«Je voyagerai comme cela sept ou huit mois pour pouvoir attendre le moment de me remarier; car je suis bien décidé à ne pas recommencer ma vie de garçon, ainsi j’attendrai; après tout, même un an de veuvage ce n’est pas la mer à boire, et j’aime mieux ne pas me presser, afin de bien choisir cette fois, et n’avoir pas à recommencer de sitôt.

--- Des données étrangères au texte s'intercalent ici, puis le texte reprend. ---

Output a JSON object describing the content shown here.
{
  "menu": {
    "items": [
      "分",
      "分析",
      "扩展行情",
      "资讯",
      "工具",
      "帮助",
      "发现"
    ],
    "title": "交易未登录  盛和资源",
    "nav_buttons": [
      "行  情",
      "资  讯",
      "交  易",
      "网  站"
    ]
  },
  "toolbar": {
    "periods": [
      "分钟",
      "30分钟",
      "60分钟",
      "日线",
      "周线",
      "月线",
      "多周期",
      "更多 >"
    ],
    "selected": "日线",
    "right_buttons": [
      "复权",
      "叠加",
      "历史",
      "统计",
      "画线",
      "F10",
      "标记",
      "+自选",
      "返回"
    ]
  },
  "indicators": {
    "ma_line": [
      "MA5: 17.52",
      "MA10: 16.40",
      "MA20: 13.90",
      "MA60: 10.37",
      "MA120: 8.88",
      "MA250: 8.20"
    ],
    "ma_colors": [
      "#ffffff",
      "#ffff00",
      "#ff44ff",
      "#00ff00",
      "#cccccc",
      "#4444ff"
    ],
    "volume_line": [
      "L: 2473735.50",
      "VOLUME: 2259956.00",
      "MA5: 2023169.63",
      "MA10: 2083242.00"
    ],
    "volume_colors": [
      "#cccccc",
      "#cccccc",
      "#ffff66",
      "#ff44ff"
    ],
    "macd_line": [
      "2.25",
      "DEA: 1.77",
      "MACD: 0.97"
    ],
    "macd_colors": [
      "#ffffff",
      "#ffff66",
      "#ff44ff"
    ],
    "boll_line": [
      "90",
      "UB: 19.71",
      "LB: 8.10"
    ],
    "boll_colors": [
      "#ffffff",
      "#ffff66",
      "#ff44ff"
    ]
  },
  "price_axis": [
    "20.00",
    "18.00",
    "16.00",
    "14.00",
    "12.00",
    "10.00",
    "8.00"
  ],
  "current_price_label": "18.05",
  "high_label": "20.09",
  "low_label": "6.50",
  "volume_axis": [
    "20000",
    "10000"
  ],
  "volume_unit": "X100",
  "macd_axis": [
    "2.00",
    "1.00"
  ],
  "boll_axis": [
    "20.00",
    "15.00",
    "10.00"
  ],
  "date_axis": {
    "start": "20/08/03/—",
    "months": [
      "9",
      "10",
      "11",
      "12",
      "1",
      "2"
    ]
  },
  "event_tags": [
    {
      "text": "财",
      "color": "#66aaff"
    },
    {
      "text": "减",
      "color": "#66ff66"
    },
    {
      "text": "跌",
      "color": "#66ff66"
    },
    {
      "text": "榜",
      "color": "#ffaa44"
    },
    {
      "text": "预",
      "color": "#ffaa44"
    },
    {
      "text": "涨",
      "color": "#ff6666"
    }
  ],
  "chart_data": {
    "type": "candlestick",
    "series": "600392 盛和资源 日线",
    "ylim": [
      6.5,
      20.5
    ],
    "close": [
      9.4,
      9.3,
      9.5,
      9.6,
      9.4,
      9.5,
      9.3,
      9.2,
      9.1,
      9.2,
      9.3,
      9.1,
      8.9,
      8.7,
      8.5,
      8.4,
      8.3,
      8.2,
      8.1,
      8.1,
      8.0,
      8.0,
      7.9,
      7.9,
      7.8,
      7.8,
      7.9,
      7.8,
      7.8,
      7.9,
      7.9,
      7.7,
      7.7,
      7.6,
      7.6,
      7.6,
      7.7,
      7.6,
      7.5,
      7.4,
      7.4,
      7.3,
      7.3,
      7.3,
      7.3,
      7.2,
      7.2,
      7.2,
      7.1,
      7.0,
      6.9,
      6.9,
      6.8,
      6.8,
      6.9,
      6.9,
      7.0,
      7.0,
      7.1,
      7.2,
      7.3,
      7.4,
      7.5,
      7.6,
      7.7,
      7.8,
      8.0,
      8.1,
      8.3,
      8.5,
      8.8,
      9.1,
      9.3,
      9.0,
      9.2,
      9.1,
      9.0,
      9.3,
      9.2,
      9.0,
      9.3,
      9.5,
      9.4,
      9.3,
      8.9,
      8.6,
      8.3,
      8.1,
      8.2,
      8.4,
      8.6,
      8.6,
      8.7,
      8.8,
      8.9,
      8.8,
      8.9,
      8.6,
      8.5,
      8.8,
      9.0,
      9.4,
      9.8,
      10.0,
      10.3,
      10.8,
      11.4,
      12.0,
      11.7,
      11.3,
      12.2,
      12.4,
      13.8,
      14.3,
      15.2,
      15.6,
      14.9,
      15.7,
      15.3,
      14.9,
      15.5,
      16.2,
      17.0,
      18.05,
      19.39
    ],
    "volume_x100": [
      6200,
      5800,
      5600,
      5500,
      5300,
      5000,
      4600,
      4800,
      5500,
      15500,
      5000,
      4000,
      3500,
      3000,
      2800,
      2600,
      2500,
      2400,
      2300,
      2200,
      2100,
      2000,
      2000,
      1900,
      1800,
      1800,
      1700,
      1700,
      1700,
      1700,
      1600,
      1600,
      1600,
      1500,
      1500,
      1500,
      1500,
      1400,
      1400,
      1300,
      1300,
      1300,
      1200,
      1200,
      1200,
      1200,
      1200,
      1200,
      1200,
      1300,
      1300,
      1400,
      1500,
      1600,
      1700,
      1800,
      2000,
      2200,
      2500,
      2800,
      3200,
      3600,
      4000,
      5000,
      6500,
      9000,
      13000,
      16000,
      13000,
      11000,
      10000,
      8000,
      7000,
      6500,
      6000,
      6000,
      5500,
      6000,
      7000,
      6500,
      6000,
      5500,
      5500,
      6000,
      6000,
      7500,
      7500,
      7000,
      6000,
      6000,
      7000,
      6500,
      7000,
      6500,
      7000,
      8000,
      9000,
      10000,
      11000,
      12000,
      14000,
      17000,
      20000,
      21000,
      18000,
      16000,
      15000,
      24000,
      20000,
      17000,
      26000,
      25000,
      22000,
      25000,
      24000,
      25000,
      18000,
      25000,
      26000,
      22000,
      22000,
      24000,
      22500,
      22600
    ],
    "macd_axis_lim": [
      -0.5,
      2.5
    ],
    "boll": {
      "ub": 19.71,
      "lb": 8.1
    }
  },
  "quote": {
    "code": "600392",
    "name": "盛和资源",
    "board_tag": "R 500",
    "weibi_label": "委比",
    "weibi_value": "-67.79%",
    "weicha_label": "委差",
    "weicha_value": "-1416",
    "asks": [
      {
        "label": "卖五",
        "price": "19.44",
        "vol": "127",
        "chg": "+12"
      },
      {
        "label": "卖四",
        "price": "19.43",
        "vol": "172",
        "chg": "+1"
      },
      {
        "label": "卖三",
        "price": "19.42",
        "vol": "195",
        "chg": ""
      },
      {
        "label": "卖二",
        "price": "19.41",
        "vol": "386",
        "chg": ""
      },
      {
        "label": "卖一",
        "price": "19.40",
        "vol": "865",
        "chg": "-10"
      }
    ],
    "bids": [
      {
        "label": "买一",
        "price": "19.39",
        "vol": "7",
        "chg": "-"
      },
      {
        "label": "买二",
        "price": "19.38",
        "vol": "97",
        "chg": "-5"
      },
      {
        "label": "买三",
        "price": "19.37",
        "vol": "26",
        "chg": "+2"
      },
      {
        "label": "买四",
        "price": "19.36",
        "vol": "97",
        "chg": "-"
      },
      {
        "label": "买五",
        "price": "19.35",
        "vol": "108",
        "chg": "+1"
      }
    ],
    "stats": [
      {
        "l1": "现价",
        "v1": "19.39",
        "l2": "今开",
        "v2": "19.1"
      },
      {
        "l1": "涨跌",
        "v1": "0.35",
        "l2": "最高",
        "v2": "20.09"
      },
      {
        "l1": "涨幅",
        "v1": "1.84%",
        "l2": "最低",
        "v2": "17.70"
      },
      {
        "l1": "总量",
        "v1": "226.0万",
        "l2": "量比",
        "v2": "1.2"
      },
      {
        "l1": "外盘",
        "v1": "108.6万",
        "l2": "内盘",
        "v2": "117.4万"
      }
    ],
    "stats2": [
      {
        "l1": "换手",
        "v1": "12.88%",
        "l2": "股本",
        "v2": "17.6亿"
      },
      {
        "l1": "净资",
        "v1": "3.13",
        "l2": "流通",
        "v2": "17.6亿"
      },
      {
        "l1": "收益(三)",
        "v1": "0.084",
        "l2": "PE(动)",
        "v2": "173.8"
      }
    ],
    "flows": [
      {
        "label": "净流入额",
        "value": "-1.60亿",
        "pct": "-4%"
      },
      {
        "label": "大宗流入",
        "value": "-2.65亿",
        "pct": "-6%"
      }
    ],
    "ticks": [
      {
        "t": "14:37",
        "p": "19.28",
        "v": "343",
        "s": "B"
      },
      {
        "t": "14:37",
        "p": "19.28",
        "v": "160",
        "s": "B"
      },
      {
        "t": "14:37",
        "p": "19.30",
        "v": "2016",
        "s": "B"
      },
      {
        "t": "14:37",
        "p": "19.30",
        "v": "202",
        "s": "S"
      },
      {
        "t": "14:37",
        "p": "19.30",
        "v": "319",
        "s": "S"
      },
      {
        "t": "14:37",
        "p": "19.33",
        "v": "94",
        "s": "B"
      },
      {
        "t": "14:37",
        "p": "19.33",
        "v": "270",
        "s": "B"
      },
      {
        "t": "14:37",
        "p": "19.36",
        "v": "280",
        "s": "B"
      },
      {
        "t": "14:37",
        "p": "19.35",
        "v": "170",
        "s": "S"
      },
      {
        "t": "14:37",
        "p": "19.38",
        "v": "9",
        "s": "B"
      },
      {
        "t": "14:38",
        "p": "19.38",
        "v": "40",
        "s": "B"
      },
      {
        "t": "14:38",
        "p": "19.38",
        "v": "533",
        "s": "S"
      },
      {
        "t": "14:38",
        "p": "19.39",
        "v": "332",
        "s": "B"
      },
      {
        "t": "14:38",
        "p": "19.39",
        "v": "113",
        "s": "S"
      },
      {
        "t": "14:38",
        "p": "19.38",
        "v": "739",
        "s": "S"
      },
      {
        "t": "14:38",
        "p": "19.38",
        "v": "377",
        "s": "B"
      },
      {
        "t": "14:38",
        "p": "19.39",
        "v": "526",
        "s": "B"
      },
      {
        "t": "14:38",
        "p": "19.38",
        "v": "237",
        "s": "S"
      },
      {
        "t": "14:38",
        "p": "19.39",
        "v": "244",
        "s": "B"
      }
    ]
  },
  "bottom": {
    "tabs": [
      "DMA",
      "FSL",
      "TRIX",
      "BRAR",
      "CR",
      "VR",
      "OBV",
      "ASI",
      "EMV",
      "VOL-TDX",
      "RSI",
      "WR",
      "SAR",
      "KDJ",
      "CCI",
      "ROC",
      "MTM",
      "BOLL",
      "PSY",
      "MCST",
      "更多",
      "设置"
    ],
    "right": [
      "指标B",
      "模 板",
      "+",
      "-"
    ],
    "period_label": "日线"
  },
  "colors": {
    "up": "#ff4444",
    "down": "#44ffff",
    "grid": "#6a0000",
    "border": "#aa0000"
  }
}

«J'oubliais aussi de te dire que dans mon département j’ai toutes les chances possibles, et que je suis même certain d'être nommé député; je n’ai pas besoin de te dire, à toi, Dumont, que je serai pour l’ordre de choses actuel, d’autant plus que je suis commandant de la garde nationale de chez moi, et que j’ai été très bien, mais très bien accueilli à la cour.

«Aussi tu sens bien, mon cher Dumont, que tous les bons Français doivent s’unir contre la république, comme me le disait un de ces messieurs du château, très fort en politique et parfaitement instruit des menées de ces monstres de républicains:

«Vous ne croiriez pas, monsieur de Noirville, que vous êtes le neuvième sur la liste des gens que la République doit faire guillotiner si elle a le dessus: car la liste de proscription comprend dix-sept mille trois cent quarante quatre propriétaires, dont les propriétés sont destinées à former le domaine national que l’on partagera aux prolétaires.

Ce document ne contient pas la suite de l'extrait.